Section 8.3.7 of the AFT Collective Bargaining Agreement delineates the duties that Counselors and Librarians may be required to perform. One of those enumerated duties is to `attend and participate in commencement ceremonies, unless excused by the President, wearing academic garb when required.' Unlike the requirement to `perform such other duties as the President may assign,' attending and participating in commencement ceremonies is not expressly subject to the workload limitations in Section 8.3.2.
Section 8.3.7 of the controlling collective bargaining agreement provides, in relevant part: "(a) within the workload limitations of Section 8.3.2, perform such other duties as the President may assign, provided that such duties shall be consistent with the mission of the college . . . (e) attend and participate in commencement ceremonies, unless excused by the President, wearing academic garb when required . . ."

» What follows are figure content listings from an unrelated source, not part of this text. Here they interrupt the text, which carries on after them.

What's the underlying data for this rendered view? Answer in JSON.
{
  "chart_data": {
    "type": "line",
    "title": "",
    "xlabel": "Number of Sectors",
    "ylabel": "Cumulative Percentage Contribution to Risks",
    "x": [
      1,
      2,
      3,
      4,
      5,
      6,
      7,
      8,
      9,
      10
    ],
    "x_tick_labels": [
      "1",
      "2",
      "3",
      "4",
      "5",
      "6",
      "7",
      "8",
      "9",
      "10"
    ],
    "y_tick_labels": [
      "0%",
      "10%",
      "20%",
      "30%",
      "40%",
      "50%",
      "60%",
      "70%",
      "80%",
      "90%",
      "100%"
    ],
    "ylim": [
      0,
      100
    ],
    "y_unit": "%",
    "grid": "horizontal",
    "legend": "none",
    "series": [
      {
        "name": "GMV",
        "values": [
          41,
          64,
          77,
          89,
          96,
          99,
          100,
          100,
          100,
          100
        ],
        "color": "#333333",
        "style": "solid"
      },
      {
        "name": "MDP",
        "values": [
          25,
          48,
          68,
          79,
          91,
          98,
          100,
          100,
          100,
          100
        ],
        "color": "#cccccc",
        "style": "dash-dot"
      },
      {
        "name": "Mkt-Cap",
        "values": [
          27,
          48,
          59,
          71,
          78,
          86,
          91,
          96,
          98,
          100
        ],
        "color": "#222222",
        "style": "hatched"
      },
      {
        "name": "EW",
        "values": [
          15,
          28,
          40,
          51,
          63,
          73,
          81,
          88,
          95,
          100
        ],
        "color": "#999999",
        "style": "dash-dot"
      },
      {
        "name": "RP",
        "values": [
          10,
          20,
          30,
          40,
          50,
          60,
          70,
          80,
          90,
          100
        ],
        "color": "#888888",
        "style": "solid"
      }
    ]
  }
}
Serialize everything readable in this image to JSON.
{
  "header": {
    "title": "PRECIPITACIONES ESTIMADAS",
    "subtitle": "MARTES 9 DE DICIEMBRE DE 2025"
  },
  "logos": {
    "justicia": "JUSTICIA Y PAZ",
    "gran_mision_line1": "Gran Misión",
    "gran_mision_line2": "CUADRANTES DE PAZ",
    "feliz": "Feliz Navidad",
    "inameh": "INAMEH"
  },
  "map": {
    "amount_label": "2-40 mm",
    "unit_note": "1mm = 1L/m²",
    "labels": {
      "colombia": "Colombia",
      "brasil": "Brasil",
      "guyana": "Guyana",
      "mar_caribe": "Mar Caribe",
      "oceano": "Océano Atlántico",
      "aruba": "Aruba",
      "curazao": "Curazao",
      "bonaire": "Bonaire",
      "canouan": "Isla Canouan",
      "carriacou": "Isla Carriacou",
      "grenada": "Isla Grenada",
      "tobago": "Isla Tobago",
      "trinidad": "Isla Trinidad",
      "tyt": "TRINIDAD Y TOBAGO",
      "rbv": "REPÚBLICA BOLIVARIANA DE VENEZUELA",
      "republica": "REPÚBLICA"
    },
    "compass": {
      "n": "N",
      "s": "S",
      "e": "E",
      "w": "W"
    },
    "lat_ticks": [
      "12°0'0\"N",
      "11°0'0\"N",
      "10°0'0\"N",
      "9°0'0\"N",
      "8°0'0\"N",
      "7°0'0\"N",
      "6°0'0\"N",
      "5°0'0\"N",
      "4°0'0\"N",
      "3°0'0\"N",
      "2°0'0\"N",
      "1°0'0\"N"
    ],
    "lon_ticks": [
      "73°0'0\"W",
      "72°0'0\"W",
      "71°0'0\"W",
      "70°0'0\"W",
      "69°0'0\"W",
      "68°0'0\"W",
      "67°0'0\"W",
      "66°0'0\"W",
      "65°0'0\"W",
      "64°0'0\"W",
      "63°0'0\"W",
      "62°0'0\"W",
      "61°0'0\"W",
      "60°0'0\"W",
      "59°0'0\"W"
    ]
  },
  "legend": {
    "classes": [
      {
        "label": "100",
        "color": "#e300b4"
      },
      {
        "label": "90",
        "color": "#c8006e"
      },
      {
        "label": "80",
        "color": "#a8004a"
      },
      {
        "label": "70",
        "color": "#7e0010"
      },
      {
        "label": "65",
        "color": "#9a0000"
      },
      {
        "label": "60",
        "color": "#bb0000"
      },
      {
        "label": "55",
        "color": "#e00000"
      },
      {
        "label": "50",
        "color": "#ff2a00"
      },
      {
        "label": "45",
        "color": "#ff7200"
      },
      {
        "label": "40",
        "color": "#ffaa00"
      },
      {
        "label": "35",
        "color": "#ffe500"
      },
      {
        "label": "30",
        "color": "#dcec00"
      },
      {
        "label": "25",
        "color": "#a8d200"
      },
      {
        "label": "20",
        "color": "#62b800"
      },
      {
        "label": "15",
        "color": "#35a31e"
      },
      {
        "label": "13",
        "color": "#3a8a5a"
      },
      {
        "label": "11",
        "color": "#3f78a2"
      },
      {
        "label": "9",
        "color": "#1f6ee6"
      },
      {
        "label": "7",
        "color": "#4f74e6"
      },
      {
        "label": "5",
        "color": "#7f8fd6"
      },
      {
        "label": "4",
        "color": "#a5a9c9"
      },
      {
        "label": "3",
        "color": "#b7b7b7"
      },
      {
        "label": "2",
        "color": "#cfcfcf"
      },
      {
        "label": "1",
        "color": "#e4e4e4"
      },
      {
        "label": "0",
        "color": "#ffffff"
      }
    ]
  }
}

It may well be that the drafters of Section 8.3.7 intended all the enumerated duties of Counselors and Librarians to be within the workload limitations of Section 8.3.2. and simply placed the qualifying language of subparagraph (a) in error. Nevertheless, that is how the contract reads and Arbitrators have no authority to add to, subtract from, alter, amend or modify any provision of the Agreement. Therefore, only the requirement that Counselors and Librarians `perform such other duties as the President may assign' is subject to the workload limitations of Section 8.3.2. The 35-hour workweek and consecutive days off limitations in Section 8.3.2 are inapplicable to attendance at and participation in commencement ceremonies."
As noted above, the alleged error of the arbitrator as stated by the plaintiff consists of an egregious misinterpretation of the agreement. After a careful review of the arbitrator's award, however, it is clear that such an argument does not apply in the present case. There has been no evidence offered by the plaintiff that indicates an obvious error in interpretation by the arbitrator; nor has there been any evidence offered that indicates ignorance of a clearly governing legal principle. Moreover, the plaintiffs have failed entirely to elucidate any applicable governing law that was ignored by the arbitrator at any point in the grievance process. On the contrary, all evidence available to the court, including the award itself, indicates a thoughtful and fair interpretation of the contractual principles undertaken by the arbitrator during the exercise of his responsibilities. See Comprehensive Orthopaedics and Musculoskeletal Care, LLC v. Axtmayer, 293 Conn. 748, 754-55, 980 A.2d 297 (2009) (holding that so long a plausible interpretation of the agreement was made by the arbitrator, the provisions of General Statutes § 52-418(a)(4) have been complied with).
CONCLUSION
For the foregoing reasons, the plaintiffs have failed to articulate any evidence showing that the arbitrator exceeded his powers or imperfectly executed them. Accordingly, the plaintiff's application to vacate the arbitration award in question is hereby denied and the defendant's cross-application to confirm the arbitration award is hereby granted.